Somewhere in this process, you will come face to face with the sudden and shocking realization that you are completely crazy. Your mind is a shrieking, gibbering madhouse on wheels barreling pell-mell down the hill, utterly out of control and hopeless. No problem. You are not crazier than you were yesterday.

It has always been this way, and you just never noticed. You also are no crazier than anybody else around you. The real difference is that you have confronted the situation; they have not. So they still feel relatively comfortable. That does not mean that they are better off. Ignorance may be bliss, but it does not lead to Liberation. So don’t let this realization unsettle you. It is a milestone actually, a sign of real progress. The very fact that you have looked at the problem straight in the eye means that you are on your way up and out of it.

-Henepola Gunaratana, Mindfulness in Plain English

James: Mindfulness in Plain English is a valuable, influential treasure of a book and guide to not just mediation but the nature of being. Henepola Gunaratana is one of those teachers who has a way of speaking bluntly, firmly correcting you in your practice if need be and get you to smile about it.

He knows how to speak to a Western audience partly due to speaking and spending quite a lot of time in the United States.

Speaking to the quote I am reminded of the period in my life when I came to the sobering realization that I had a mental illness. I felt panic at first that I would totally go insane but not too long after I felt relief that finally I had a definition to my struggles. I was forced to come to terms that I had a disease and just knowing that information helped me adjust my focus and stop trying to fight it and embrace it.

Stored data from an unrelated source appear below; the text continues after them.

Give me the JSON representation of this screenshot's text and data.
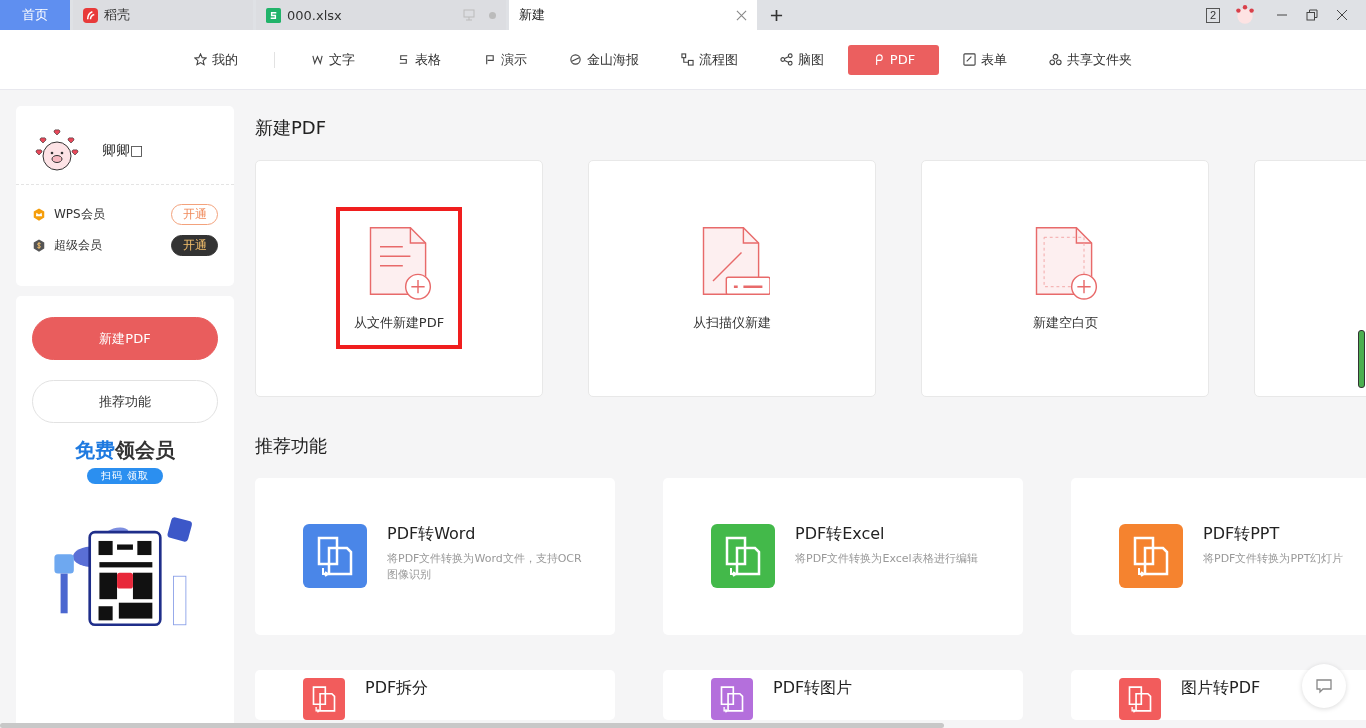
{
  "tabs": [
    {
      "label": "首页",
      "kind": "home",
      "selected": false
    },
    {
      "label": "稻壳",
      "kind": "docer",
      "selected": false
    },
    {
      "label": "000.xlsx",
      "kind": "sheet",
      "selected": false
    },
    {
      "label": "新建",
      "kind": "plain",
      "selected": true
    }
  ],
  "title_bar": {
    "window_count": "2"
  },
  "nav": [
    {
      "label": "我的",
      "kind": "star",
      "selected": false
    },
    {
      "label": "文字",
      "kind": "w",
      "selected": false
    },
    {
      "label": "表格",
      "kind": "s",
      "selected": false
    },
    {
      "label": "演示",
      "kind": "p",
      "selected": false
    },
    {
      "label": "金山海报",
      "kind": "poster",
      "selected": false
    },
    {
      "label": "流程图",
      "kind": "flow",
      "selected": false
    },
    {
      "label": "脑图",
      "kind": "mind",
      "selected": false
    },
    {
      "label": "PDF",
      "kind": "pdf",
      "selected": true
    },
    {
      "label": "表单",
      "kind": "form",
      "selected": false
    },
    {
      "label": "共享文件夹",
      "kind": "share",
      "selected": false
    }
  ],
  "profile": {
    "name": "卿卿□",
    "memberships": [
      {
        "name": "WPS会员",
        "kind": "wps",
        "action": "开通"
      },
      {
        "name": "超级会员",
        "kind": "super",
        "action": "开通"
      }
    ]
  },
  "side_buttons": [
    {
      "label": "新建PDF",
      "selected": true
    },
    {
      "label": "推荐功能",
      "selected": false
    }
  ],
  "promo": {
    "title_highlight": "免费",
    "title_rest": "领会员",
    "button": "扫码 领取"
  },
  "new_section": {
    "title": "新建PDF",
    "cards": [
      {
        "label": "从文件新建PDF",
        "kind": "file",
        "highlighted": true
      },
      {
        "label": "从扫描仪新建",
        "kind": "scanner",
        "highlighted": false
      },
      {
        "label": "新建空白页",
        "kind": "blank",
        "highlighted": false
      },
      {
        "kind": "partial",
        "highlighted": false
      }
    ]
  },
  "features_section": {
    "title": "推荐功能",
    "features": [
      {
        "title": "PDF转Word",
        "desc": "将PDF文件转换为Word文件，支持OCR图像识别",
        "color": "#4a86e8"
      },
      {
        "title": "PDF转Excel",
        "desc": "将PDF文件转换为Excel表格进行编辑",
        "color": "#43b94a"
      },
      {
        "title": "PDF转PPT",
        "desc": "将PDF文件转换为PPT幻灯片",
        "color": "#f5832f"
      },
      {
        "title": "PDF拆分",
        "color": "#f25c5c"
      },
      {
        "title": "PDF转图片",
        "color": "#b46fdc"
      },
      {
        "title": "图片转PDF",
        "color": "#f25c5c"
      }
    ]
  }
}
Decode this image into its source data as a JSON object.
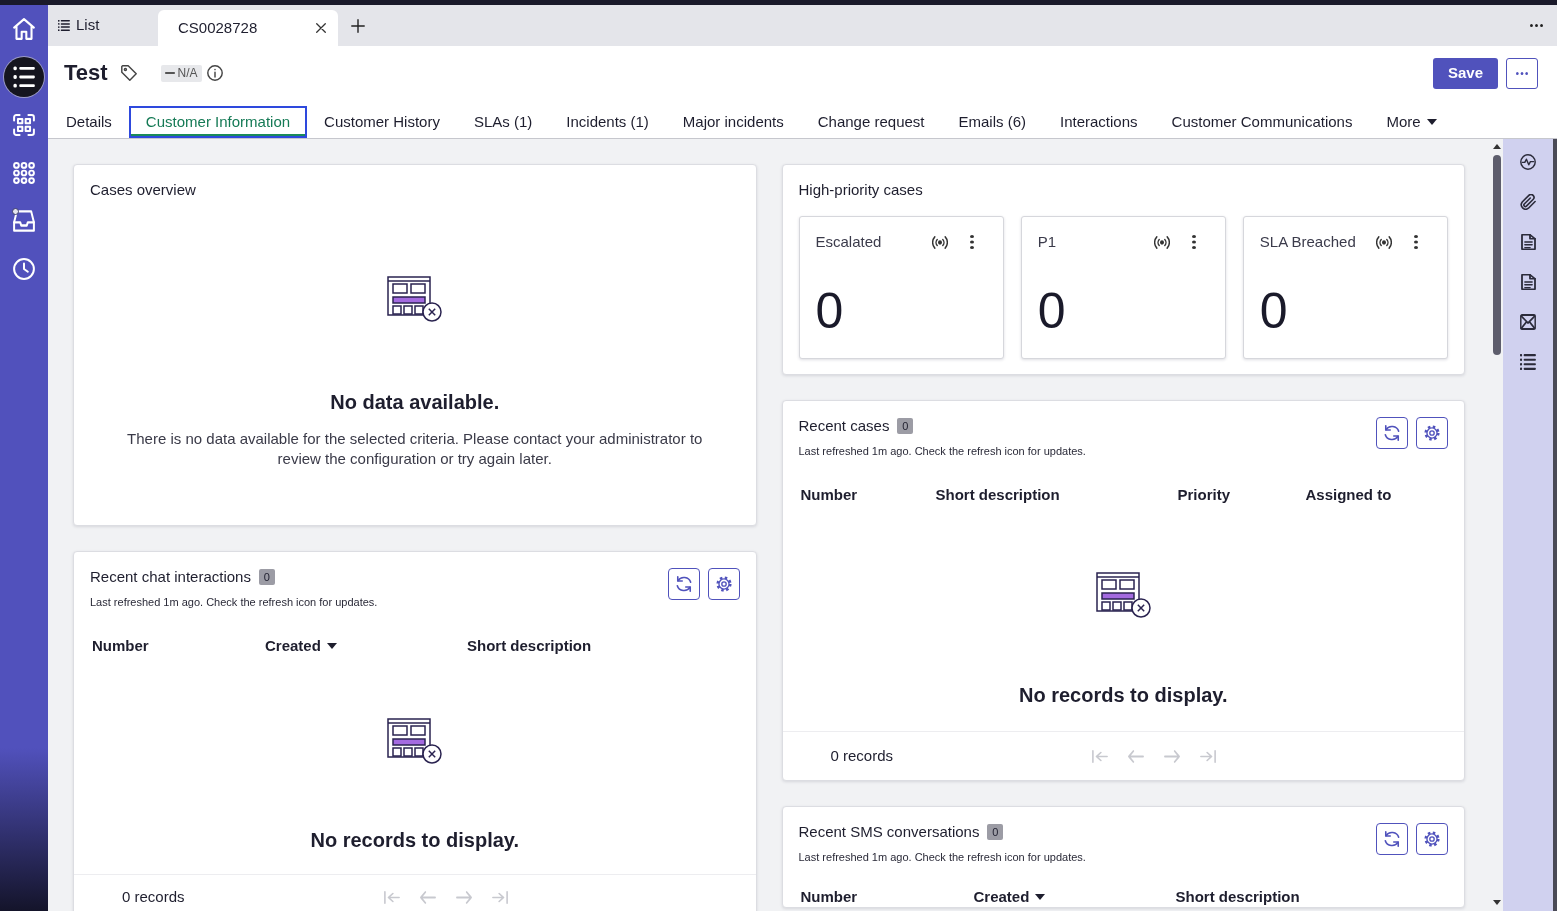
{
  "sidebar": [
    {
      "kind": "home",
      "selected": false,
      "notification": false
    },
    {
      "kind": "list",
      "selected": true,
      "notification": false
    },
    {
      "kind": "scan",
      "selected": false,
      "notification": false
    },
    {
      "kind": "apps",
      "selected": false,
      "notification": false
    },
    {
      "kind": "inbox",
      "selected": false,
      "notification": true
    },
    {
      "kind": "history",
      "selected": false,
      "notification": false
    }
  ],
  "window_tabs": [
    {
      "kind": "list",
      "label": "List",
      "selected": false
    },
    {
      "kind": "record",
      "label": "CS0028728",
      "selected": true
    }
  ],
  "record": {
    "title": "Test",
    "status": "N/A",
    "save": "Save"
  },
  "tabs": [
    {
      "kind": "tab",
      "label": "Details",
      "selected": false
    },
    {
      "kind": "tab",
      "label": "Customer Information",
      "selected": true
    },
    {
      "kind": "tab",
      "label": "Customer History",
      "selected": false
    },
    {
      "kind": "tab",
      "label": "SLAs (1)",
      "selected": false
    },
    {
      "kind": "tab",
      "label": "Incidents (1)",
      "selected": false
    },
    {
      "kind": "tab",
      "label": "Major incidents",
      "selected": false
    },
    {
      "kind": "tab",
      "label": "Change request",
      "selected": false
    },
    {
      "kind": "tab",
      "label": "Emails (6)",
      "selected": false
    },
    {
      "kind": "tab",
      "label": "Interactions",
      "selected": false
    },
    {
      "kind": "tab",
      "label": "Customer Communications",
      "selected": false
    },
    {
      "kind": "menu",
      "label": "More",
      "selected": false
    }
  ],
  "left_column": [
    {
      "kind": "empty_chart",
      "title": "Cases overview",
      "empty_title": "No data available.",
      "empty_text": "There is no data available for the selected criteria. Please contact your administrator to review the configuration or try again later."
    },
    {
      "kind": "list",
      "title": "Recent chat interactions",
      "count": "0",
      "refreshed": "Last refreshed 1m ago. Check the refresh icon for updates.",
      "columns": [
        {
          "label": "Number",
          "sorted": false
        },
        {
          "label": "Created",
          "sorted": true
        },
        {
          "label": "Short description",
          "sorted": false
        }
      ],
      "empty": "No records to display.",
      "footer": "0 records",
      "pager_disabled": true
    }
  ],
  "right_column": [
    {
      "kind": "kpi",
      "title": "High-priority cases",
      "cards": [
        {
          "label": "Escalated",
          "value": "0"
        },
        {
          "label": "P1",
          "value": "0"
        },
        {
          "label": "SLA Breached",
          "value": "0"
        }
      ]
    },
    {
      "kind": "list",
      "title": "Recent cases",
      "count": "0",
      "refreshed": "Last refreshed 1m ago. Check the refresh icon for updates.",
      "columns": [
        {
          "label": "Number",
          "sorted": false
        },
        {
          "label": "Short description",
          "sorted": false
        },
        {
          "label": "Priority",
          "sorted": false
        },
        {
          "label": "Assigned to",
          "sorted": false
        }
      ],
      "empty": "No records to display.",
      "footer": "0 records",
      "pager_disabled": true
    },
    {
      "kind": "list",
      "title": "Recent SMS conversations",
      "count": "0",
      "refreshed": "Last refreshed 1m ago. Check the refresh icon for updates.",
      "columns": [
        {
          "label": "Number",
          "sorted": false
        },
        {
          "label": "Created",
          "sorted": true
        },
        {
          "label": "Short description",
          "sorted": false
        }
      ]
    }
  ],
  "right_rail": [
    {
      "kind": "activity"
    },
    {
      "kind": "attachment"
    },
    {
      "kind": "document"
    },
    {
      "kind": "document"
    },
    {
      "kind": "mail"
    },
    {
      "kind": "list"
    }
  ]
}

And so it is with a mental condition that you have to remain ever mindful of your mental formations/suffering so that you know when to make a course correction in either medication, behavior and/or a general lifestyle change. I think that is part of what led me to Buddhism as in many ways Buddhism is very much a psychological path with it's emphasis on the mind and being mindful so that we are aware of delusions and suffering that appear in our lives. And in that regard meditation is quite like a medication because it often brings the similar relief to our minds that prescription drugs do.

That's not to say that people with a severe, chronic mental condition shouldn't take medicine if prescribed by a psychiatrist but simply a comparison to show how similar Buddhism and the general field of psychology are. Meditation is a very powerful and effective tool to add to my medications to maintain a grounded, sense of stability.